Hamlet de Hugues Serge Limbvani

HAMLET d’après la pièce de Shakespeare


Adaptation et mise en scène de Hugues Serge Limbvani
Par la Boyokani Compagny
Filmée au festival international de théâtre du Bénin
SOPAT, mars 2007.

Dossier de presse de la pièce CLIQUEZ ICI

Ecouter Hugues-Serge Limbvani sur Radio-Canada (9mn)

Lire le journal de bord de la dernière représentation, par Gaylord Lukanga Feza

Cette pièce est intéressante à plus d’un titre. Elle est la transposition d’une œuvre élisabéthaine du 17iéme siècle dans la culture africaine (congolaise je présume). Cette adaptation est, je l’espère, en partie réussie – hors mis les personnages de Rosencrantz et Guildenstern qui devraient être dans la culture africaine des guerriers et non les « clowns » grotesques joués par deux des acteurs.

Je ne suis pas spécialiste de la culture élisabéthaine et de la culture africaine, mais cette adaptation qui se veut tragi-comique présente plusieurs intérêts d’un point de vue critique.

A propos du spectre :

Dans l’acte 1, les apparitions du spectre se font en présence des soldats de garde ce jour-là. Ils sont comme fascinés par le spectre et du coup ils ne l’entendent pas. A moins que ce ne soit une volonté délibérée du metteur en scène, inspirée par une traduction ou une critique qui mettrait l’accent sur ce point comme je l’ai écrit après ma lecture de Dover Wilson : il est possible que seul Hamlet entende le spectre, même lorsqu’il dit : « - Jurez ! » de dessous terre. Si cette idée n’est pas vraiment fondé, à la lumière des critiques de John Dover Wilson sur la nature du spectre, elle permet de prendre parti dans la perspective d’une nouvelle interprétation.

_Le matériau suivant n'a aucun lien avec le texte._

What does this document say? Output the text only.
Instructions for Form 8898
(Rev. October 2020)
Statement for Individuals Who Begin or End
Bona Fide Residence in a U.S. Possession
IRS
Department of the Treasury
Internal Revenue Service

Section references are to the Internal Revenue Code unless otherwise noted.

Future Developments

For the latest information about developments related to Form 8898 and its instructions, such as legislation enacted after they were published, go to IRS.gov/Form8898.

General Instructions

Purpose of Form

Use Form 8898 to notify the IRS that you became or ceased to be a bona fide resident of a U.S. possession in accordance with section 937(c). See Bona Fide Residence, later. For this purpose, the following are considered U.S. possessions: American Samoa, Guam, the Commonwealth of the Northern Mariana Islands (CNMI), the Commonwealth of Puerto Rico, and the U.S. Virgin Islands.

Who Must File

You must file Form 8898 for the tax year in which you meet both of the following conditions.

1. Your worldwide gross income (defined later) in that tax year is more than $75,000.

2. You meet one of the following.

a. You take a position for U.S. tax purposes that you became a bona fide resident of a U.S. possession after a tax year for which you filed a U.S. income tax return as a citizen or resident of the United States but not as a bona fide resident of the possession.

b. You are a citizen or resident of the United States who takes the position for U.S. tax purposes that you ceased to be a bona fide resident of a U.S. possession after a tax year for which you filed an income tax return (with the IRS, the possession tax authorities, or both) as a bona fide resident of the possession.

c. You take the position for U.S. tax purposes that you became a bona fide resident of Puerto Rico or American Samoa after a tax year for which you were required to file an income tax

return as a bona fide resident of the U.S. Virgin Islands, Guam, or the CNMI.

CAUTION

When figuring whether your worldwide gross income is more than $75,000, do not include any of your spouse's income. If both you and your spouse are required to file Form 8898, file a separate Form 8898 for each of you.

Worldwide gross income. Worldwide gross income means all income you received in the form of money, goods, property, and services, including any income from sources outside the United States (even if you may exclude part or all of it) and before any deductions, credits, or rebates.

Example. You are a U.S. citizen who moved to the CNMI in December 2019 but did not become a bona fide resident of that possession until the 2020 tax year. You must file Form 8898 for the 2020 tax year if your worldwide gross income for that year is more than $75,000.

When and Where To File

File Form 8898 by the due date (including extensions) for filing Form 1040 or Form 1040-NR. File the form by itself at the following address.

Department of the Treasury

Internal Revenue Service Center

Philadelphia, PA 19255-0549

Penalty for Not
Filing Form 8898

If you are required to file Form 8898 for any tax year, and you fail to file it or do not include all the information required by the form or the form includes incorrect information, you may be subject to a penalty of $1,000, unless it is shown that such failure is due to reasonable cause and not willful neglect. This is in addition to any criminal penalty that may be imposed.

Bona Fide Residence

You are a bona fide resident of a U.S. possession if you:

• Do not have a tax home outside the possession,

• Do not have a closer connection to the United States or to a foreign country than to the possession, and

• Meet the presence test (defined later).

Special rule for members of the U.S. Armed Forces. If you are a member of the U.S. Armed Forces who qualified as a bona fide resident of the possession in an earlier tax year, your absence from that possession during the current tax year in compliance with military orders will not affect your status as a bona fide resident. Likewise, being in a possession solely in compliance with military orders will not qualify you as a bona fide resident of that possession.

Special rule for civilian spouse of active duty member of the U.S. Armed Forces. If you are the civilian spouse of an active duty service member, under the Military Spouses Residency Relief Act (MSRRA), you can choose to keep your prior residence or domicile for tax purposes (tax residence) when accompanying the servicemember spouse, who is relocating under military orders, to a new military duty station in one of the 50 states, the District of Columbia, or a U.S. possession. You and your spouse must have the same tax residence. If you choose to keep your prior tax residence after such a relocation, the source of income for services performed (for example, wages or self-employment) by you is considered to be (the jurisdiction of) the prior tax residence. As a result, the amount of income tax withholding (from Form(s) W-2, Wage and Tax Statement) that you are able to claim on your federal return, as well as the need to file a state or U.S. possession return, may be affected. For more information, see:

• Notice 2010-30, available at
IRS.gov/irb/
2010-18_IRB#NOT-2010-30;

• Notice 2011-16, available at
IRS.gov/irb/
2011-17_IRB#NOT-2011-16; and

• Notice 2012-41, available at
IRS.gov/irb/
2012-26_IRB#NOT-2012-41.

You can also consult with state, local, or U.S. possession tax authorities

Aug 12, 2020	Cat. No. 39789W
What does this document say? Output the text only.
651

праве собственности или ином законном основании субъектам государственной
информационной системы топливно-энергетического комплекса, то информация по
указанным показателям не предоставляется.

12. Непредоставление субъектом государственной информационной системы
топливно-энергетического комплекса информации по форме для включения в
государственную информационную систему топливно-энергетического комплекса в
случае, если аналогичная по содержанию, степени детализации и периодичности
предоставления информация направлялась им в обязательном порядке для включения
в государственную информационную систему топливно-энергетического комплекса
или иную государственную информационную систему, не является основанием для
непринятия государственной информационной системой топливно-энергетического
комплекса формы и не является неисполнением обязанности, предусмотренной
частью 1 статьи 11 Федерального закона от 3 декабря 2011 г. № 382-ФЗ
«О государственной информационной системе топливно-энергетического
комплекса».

Hugues Serge Limbvani a carrément supprimé ce passage où le spectre ordonne de jurer.

Dans l’acte 3, la scène dans la chambre de la reine, après la représentation, où Gertrude se fait tancer par son fils, Gertrude n’entend pas et ne voit pas le spectre. Par contre, dans la scène de la repentance de Claudius juste avant que Hamlet se rende à la chambre de sa mère, Claudius entend le spectre ; il se dit hanté par le spectre et c’est même, à ce moment là, ce qui le précipite en prière.

Est-ce la culture africaine et son rapport aux morts qui a suggéré cet ajout, ou bien une référence à un Hamlet oublié ? La question mériterait d’être creusée. Je penche plutôt pour une question d’adaptation et de transposition à la culture africaine, car les révélations du spectre se font à la fin de l’acte 2. Le spectre intervient plusieurs fois dans la pièce pour venir hanter les vivants.

Le rapport au temps :

Les sous-titrages qui indiquent les notions d’espace-temps aident à la compréhension de la pièce – comme à pu le faire John Dover Wilson en son temps :

- Entre le moment où Hamlet et ses compagnons d’armes se séparent et le moment où il réapparaît débraillé dans la chambre d’Ophélie, John Dover Wilson avait déjà fait observer que deux mois s’étaient écoulés, et que pendant ces deux mois Hamlet s’était retiré pour méditer – chose qu’il annonce à Horatio mais qu’il ne prend pas au sérieux et qui fait l’objet d’une offense sérieuse auprès du jeune Prince.

- Entre le début de la pièce, moment des préparatifs de Laërte pour son départ vers la France (l’Europe) et son retour au château qui coïncidera avec la mort d’Ophélie, sa soeur, plusieurs semaines se sont écoulées. Il faut bien comprendre qu’à cette époque on ne prend pas les transports en communs, on se déplace à cheval, en bateau. Il faut plusieurs semaines pour contourner l’Europe.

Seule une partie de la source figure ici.